2. **Apply authentication** -- call `authFn(req)` to inject credentials.
3. **Execute request** -- send via the underlying `http.Client`.
4. **Handle response**:
- **429 Too Many Requests** -- parse `Retry-After` header, set `blockedUntil`, and retry.
- **5xx Server Error** -- retryable; sleep with exponential backoff + jitter.
- **4xx Client Error** (except 429) -- not retried; return error immediately.
- **2xx Success** -- if `result` is non-nil, JSON-decode the body into it.
5. If all attempts are exhausted, return the last error.

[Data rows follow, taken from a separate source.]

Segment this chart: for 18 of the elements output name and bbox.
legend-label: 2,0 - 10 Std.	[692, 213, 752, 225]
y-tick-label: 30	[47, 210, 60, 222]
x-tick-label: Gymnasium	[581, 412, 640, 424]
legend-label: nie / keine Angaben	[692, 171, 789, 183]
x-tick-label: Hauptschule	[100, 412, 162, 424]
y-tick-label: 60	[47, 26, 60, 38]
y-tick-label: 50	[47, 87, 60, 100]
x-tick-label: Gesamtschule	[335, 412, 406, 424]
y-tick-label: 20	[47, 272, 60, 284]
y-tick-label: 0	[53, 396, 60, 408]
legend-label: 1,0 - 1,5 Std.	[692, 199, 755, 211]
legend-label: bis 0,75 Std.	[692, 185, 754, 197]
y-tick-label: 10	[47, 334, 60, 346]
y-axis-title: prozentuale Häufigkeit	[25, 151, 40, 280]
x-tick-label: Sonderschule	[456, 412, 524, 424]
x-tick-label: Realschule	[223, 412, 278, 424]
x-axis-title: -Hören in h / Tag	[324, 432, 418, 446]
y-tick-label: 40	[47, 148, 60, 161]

The backoff calculation uses `base = initialBackoff * 2^attempt`, capped at `maxBackoff`, with jitter applied as a random factor between 50% and 100% of the calculated value.
### Do vs DoRaw
- `Do(req, result)` -- decodes the response body as JSON into `result`. Pass `nil` for fire-and-forget requests (e.g. DELETE).
- `DoRaw(req)` -- returns the raw `[]byte` response body. Used by CloudNS, whose responses need manual parsing due to inconsistent JSON shapes.
## Hetzner Clients (`hetzner.go`)
Two separate clients cover Hetzner's two distinct APIs.
### HCloudClient (Hetzner Cloud API)
Manages cloud servers, load balancers, and snapshots via `https://api.hetzner.cloud/v1`. Uses bearer token authentication.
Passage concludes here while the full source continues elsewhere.